11. A toner composition in accordance with claim 3 with a relative humidity sensitivity of from about 1.01 to about 2.5.

12. A toner composition in accordance with claim 1 further including a charge enhancing additive incorporated into the toner, or present on the surface of the toner.

13. A toner in accordance with claim 2 wherein the unsaturated polyimide is selected from the group consisting copoly(4-oxycarbonyl -1,2-phthalimido-ethyloxyethyl-1',2'-phthalimido-4'-carbonyl)copoly (oxycarbonyl-vinylidine-carbonyloxypropylene), copoly(4-oxycarbonyl -1,2-phthalimido-ethyloxyethyl-1',2'-phthalimido-4'-carbonyl)copoly (oxycarbonyl-vinylidine-carbonyloxyethylene), copoly(4-oxycarbonyl -1,2-phthalimido-ethyloxyethyloxyethyl-1',2'-phthalimido-4'-carbonyl) -copoly(oxycarbonyl-vinylidine-carbonyloxypropylene), copoly(4-oxycarbonyl -1,2-phthalimido-ethyloxyethyloxyethyloxyethyl-1',2'-phthalimido -4'-carbonyl)-copoly(oxycarbonyl-vinylidinecarbonyloxypropylene), copoly(4-oxycarbonyl-1,2-phthalimidopropyloxypropyloxypropyloxypropyl -1',2'-phthalimido-4'-carbonyl)copoly (oxycarbonyl-vinylidine-carbonyloxypropylene), and mixtures thereof.

14. A toner in accordance with claim 1 wherein the crosslinked polyesterimide is selected from the group consisting of crosslinked copoly(4-oxycarbonyl-1,2-phthalimido-ethyloxyethyl-1',2'-phthalimido-4'-ca rbonyl) -copoly(oxycarbonyl-vinylidine-carbonyloxypropylene), crosslinked copoly(4-oxycarbonyl-1,2-phthalimido-ethyloxyethyl-1',2'-phthalimido -4'-carbonyl)-copoly(oxycarbonyl-vinylidinecarbonyloxyethylene), crosslinked copoly(4-oxycarbonyl-1,2-pthalimidoethyloxyethyloxyethyl -1',2'-phthalimido-4'-carbonyl)-copoly(oxycarbonylvinylidine-carbonyloxypr opylene), crosslinked copoly(4-oxycarbonyl-1,2-phthalimido -ethyloxyethyloxyethyloxyethyl-1',2'-phthalimido-4'-carbonyl)copoly (oxycarbonyl-vinylidine-carbonyloxypropylene), crosslinked copoly(4-oxycarbonyl-1,2-phthalimidopropyloxypropyloxypropyloxypropyl -1',2'-phthalimido-4'-carbonyl)copoly(oxycarbonyl-vinylidine-carbonyloxypr opylene), and mixtures thereof.
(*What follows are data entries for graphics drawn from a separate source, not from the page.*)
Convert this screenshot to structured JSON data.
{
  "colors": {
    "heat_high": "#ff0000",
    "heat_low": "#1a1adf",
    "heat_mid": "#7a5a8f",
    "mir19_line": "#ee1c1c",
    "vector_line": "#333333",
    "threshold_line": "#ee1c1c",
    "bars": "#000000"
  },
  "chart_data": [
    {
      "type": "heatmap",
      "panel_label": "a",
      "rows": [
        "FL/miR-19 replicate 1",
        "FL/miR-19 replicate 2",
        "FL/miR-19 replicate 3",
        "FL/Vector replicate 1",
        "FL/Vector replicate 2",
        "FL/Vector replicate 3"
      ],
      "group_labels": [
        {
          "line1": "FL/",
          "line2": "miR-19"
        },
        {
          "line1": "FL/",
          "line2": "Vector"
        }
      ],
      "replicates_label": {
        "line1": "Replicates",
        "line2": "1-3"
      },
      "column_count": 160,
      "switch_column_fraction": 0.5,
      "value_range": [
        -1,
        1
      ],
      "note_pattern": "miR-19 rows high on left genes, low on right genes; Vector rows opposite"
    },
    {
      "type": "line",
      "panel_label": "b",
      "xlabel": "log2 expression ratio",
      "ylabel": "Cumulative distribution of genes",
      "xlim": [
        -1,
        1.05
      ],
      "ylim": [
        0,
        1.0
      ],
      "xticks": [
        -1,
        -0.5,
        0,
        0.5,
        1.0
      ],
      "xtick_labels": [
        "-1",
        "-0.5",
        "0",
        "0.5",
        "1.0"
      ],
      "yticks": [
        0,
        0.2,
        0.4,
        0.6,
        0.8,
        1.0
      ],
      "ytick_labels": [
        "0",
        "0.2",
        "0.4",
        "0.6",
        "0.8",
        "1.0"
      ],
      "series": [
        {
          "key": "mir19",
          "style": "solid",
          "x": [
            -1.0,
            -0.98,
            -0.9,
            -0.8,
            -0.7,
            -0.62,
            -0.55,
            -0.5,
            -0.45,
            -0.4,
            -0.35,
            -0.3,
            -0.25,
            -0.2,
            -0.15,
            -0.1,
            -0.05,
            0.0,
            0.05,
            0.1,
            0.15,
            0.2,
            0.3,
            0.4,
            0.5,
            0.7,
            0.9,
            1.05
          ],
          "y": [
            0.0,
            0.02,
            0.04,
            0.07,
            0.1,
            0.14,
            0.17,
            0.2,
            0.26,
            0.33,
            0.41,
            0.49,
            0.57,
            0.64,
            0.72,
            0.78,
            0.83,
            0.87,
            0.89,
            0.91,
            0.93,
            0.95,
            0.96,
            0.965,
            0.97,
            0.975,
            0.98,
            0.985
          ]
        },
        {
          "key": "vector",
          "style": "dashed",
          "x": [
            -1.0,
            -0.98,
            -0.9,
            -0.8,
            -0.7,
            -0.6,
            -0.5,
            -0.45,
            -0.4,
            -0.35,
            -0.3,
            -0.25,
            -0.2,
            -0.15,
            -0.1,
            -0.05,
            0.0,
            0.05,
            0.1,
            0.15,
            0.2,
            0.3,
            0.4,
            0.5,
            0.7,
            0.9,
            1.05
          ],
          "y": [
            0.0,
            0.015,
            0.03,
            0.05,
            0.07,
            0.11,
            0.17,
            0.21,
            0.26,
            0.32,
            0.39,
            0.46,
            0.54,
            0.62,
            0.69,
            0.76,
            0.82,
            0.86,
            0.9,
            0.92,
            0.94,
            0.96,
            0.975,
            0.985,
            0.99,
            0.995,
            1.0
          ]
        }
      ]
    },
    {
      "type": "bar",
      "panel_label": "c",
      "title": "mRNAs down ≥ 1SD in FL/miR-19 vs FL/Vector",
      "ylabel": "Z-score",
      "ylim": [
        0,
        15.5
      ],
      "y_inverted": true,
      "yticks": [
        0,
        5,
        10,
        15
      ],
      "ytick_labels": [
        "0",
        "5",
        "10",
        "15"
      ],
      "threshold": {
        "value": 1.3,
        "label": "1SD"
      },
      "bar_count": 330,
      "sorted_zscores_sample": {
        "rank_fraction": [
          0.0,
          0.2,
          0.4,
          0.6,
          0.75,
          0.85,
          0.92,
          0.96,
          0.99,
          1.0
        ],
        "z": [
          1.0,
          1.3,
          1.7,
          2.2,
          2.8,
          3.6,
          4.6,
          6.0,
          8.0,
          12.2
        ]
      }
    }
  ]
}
15. A toner in accordance with claim 2 wherein the crosslinked polyesterimide is obtained from the reaction of from about 0.96 mole equivalent to about 0.995 mole equivalent of unsaturated polyesterimide, and from about 0.005 mole equivalent to about 0.05 mole equivalent of free radical initiator.

16. A toner composition in accordance with claim 1 further containing as external additives metal salts of a fatty acid, colloidal silicas, or mixtures thereof.

17. A toner composition in accordance with claim 1 wherein the pigment is carbon black, magnetites, or mixtures thereof, cyan, magenta, yellow, red, blue, green, brown, or mixtures thereof.

18. A developer composition comprised of the toner composition of claim 1 and carrier particles.

19. A developer composition in accordance with claim 1 wherein the carrier particles are comprised of ferrites, steel, or an iron powder with an optional coating, or mixture of coatings.

20. A method of imaging which comprises formulating an electrostatic latent image on a negatively charged photoreceptor, affecting development thereof with the toner composition of claim 1, and thereafter transferring the developed image to a suitable substrate.

21. A method in accordance with claim 20 wherein the gloss of the image is from about 1 to about 30 gloss units.

22. A method in accordance with claim 20 wherein the developed image is matte.